Comey and Trump: What a strange series of encounters

testimony

Have you read James Comey’s prepared remarks for the start of tomorrow’s hearing? (You can read them over at the NYT site.)

Basically, the statement consists of Comey’s bare-bones account of his uncomfortable interactions with Donald Trump in the months leading up to his firing.

Some bits and pieces:

  • He notes that he decided from the start that he would keep detailed notes on these encounters, starting with writing them on a laptop in his car outside Trump Tower immediately after their first meeting.comey mug
  • That was NOT anything he had felt compelled to do working for Barack Obama.
  • In his years working for Obama, he had only met with the president alone twice — the second time just for the president to say goodbye before leaving office — and never spoken with him alone on the phone. But “I can recall nine one-on-one conversations with President Trump in four months – three in person and six on the phone.” And each one he tells about seems to have made him quite uncomfortable.
  • Even as Comey tried to sidestep the question, Trump asked him repeatedly for his fealty at a private dinner on Jan. 27: “I need loyalty. I expect loyalty.” As Comey relates, “I didn’t move, speak, or change my facial expression in any way during the awkward silence that followed. We simply looked at each other in silence. The conversation then moved on, but he returned to the subject near the end of our dinner.”
  • When, on Valentine’s Day, Trump asked Comey to back off Mike Flynn, saying “He is a good guy and has been through a lot,” Comey again tried to get through the conversation without compromising himself or his investigation: “I replied only that ‘he is a good guy.’ (In fact, I had a positive experience dealing with Mike Flynn when he was a colleague as Director of the Defense Intelligence Agency at the beginning of my term at FBI.) I did not say I would ‘let this go.'”
  • In a conversation on April 11 that sounds like something from “The Sopranos,” Trump appears to make another appeal for loyalty, saying “I have been very loyal to you, very loyal; we had that thing you know.” Comey, with typical understatement, simply notes: “I did not reply or ask him what he meant by ‘that thing.'”

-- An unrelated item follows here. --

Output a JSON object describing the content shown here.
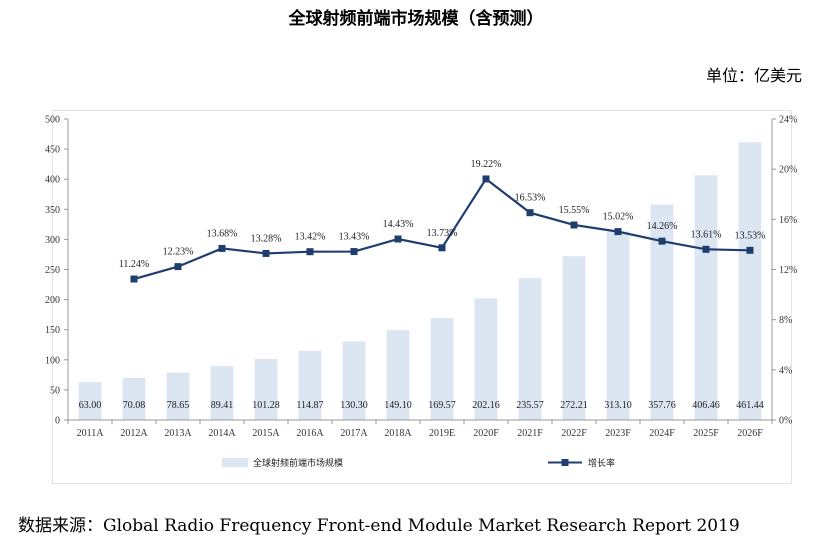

Comey is sparing in his observations, but is clearly disconcerted by these conversations with a boss who has no understanding whatsoever of boundaries or propriety. It’s like reading the account of a very careful, methodical professional who feels trapped in bizarre situations with some volatile, outlandish creature who cannot be expected to act according to the normal patterns of civilized human behavior, like Jabba the Hutt or Baron Harkonnen.

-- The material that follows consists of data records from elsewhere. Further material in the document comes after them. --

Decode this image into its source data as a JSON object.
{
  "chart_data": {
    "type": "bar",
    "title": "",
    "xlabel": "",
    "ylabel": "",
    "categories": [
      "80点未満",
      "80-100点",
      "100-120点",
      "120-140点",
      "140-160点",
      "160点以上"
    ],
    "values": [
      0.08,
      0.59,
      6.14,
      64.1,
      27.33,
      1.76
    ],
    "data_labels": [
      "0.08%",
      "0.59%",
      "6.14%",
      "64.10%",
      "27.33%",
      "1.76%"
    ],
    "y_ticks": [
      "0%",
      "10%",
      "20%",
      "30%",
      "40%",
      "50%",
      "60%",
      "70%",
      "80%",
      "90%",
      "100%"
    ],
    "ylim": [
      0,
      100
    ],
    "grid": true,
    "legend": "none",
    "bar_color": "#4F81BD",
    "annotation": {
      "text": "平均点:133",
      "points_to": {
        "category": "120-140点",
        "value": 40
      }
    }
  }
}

When the account ends with “That was the last time I spoke with President Trump,” one imagines a huge sigh of relief.

Comey doesn’t make value judgments, except for dryly indicating that he had never felt the need to keep a record of his conversations with a president before. But the whole account sounds like a man holding himself back from saying, “WTF?”

2 thoughts on “Comey and Trump: What a strange series of encounters

  1. Mark Stewart

    My second favorite part – after the demand for loyalty – was the way Trump said unprompted that he had not been with “hookers in Russia” as so described in the Dossier. That set off post-Bill Clinton alarm bells to me. There was just something in the narrowness of the protestation that was off – and remarkable. Like that was the best he could do to refute the allegations in the Dossier, even with someone he believed he had a “thing” with/between – or was trying to insinuate there was such a “thing”? Or also that maybe the liaison had happened but he didn’t believe they were “hookers” or that maybe it didn’t happen “in Russia” specifically (like Ukraine or Belarus or NYC)?

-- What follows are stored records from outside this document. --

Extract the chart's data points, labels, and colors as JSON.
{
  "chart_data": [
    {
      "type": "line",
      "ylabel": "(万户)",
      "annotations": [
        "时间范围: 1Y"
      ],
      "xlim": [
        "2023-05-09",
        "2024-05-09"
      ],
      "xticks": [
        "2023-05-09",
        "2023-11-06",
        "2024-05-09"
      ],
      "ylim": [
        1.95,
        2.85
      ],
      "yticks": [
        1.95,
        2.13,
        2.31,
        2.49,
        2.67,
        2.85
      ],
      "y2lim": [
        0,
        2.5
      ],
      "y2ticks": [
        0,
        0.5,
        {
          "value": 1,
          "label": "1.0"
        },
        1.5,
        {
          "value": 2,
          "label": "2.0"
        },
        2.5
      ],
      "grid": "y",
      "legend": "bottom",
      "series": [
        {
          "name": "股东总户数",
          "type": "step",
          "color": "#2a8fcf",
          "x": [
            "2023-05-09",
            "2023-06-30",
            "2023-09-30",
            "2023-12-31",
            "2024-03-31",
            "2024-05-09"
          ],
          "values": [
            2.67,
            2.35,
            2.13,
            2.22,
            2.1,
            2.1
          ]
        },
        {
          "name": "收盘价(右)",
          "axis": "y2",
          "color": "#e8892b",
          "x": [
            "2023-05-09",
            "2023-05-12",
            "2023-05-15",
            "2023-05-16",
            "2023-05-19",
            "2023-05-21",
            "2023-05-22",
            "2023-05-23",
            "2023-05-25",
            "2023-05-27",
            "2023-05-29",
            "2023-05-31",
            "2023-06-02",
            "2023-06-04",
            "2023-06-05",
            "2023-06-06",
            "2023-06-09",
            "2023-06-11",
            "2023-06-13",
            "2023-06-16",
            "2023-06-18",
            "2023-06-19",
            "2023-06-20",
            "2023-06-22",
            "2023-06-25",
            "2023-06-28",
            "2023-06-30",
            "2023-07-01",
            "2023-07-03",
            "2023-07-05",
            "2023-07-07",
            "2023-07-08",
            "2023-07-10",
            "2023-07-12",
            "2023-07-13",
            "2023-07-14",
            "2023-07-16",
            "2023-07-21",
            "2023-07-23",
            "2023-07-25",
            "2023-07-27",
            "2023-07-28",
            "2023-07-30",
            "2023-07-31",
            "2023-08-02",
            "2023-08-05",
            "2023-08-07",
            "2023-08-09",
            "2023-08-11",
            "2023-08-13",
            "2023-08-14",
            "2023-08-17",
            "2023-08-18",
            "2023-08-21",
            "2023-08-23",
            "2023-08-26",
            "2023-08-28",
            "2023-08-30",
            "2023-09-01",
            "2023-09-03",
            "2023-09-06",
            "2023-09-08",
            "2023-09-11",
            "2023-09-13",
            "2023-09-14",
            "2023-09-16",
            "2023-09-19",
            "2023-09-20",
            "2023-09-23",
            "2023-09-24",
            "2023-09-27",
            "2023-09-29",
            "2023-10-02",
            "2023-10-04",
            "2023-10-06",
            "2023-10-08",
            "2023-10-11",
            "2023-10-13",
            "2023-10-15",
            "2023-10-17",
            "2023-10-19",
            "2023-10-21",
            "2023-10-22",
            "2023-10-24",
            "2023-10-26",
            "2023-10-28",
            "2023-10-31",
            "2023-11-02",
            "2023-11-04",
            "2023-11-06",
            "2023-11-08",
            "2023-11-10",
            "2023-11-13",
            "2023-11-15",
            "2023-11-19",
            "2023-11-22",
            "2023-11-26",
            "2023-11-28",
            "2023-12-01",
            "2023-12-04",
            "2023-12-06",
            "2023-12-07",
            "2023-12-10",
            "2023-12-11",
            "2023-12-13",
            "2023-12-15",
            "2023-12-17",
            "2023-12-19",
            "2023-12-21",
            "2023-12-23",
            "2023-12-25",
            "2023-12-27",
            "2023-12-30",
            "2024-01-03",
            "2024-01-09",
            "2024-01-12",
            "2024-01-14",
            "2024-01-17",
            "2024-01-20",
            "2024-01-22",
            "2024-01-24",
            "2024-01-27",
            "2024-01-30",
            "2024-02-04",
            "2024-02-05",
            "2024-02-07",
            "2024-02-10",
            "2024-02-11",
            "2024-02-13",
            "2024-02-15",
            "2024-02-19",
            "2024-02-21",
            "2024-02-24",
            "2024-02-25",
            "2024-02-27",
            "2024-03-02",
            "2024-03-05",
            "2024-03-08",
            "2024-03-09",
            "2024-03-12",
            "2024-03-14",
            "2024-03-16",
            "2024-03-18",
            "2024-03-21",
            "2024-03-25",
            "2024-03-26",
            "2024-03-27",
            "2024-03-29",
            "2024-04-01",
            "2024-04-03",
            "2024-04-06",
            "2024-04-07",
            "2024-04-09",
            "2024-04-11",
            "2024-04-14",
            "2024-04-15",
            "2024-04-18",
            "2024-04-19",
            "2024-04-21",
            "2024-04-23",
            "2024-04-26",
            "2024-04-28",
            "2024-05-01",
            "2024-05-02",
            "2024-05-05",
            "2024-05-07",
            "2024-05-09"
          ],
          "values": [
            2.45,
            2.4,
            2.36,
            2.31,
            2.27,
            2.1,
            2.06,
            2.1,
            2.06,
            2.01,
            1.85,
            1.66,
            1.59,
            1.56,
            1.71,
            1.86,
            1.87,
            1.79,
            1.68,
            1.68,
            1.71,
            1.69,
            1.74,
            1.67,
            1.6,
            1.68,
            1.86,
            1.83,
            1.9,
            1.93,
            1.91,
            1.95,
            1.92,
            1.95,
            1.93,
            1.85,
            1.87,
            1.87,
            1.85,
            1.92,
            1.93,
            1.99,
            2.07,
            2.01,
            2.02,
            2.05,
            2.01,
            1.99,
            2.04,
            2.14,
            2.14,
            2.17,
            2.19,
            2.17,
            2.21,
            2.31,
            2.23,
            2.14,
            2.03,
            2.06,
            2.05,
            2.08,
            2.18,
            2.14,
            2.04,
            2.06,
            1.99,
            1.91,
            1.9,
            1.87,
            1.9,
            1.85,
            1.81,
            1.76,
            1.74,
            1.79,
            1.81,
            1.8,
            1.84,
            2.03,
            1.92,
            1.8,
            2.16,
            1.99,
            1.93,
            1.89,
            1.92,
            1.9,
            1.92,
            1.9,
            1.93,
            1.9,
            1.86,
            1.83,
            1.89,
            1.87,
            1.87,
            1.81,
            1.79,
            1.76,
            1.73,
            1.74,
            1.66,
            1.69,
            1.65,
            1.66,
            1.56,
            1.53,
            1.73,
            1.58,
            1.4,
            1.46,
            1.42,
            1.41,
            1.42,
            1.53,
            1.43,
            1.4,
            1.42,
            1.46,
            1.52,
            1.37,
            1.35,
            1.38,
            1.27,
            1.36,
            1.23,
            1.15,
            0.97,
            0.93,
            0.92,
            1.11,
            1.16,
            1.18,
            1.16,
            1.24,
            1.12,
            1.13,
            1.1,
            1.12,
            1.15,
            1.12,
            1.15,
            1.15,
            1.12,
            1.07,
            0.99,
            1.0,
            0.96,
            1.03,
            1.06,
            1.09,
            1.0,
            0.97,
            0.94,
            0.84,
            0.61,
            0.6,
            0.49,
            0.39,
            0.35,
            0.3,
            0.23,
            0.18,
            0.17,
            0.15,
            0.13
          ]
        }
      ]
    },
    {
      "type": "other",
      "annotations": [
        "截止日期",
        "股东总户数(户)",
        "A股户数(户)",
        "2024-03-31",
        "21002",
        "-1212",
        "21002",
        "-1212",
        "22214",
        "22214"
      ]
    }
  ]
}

    It was just bizarre – and apparent that this Dossier is in fact a major distraction for Trump personally; as if his need to seek assurances he is not under investigation is related to this Dossier maybe first and foremost?

    The other thing it says to me is that the FBI may not be investigating Trump at this point, because the FBI pursues crimes committed in the United States, but the fact that Comey has chosen to include these details of his interactions with Trump around the Dossier – with more specificity than he seems to give to other topics within his testimony (other than the President’s pressure about loyalty and the Michael Flynn requests) – would lead me to presume that these references to something not considered criminal/actionable by the FBI do, in fact, deserve investigation by appropriate bodies in other non-criminal areas; in Comey’s professional estimation. It feels like Comey is practically screaming listen as much to what I do NOT say as to what I do say in this testimony!

    Reply
    1. bud

      I’m not sure we should read a whole lot into these dossier comments. This could mean anything or nothing. I think it’s likely the whole hookers story is absolutely true. I also think it likely it is a pants on fire lie. Trump is such a uniquely bizarre individual that trying to interpret his words is really an exercise in futility.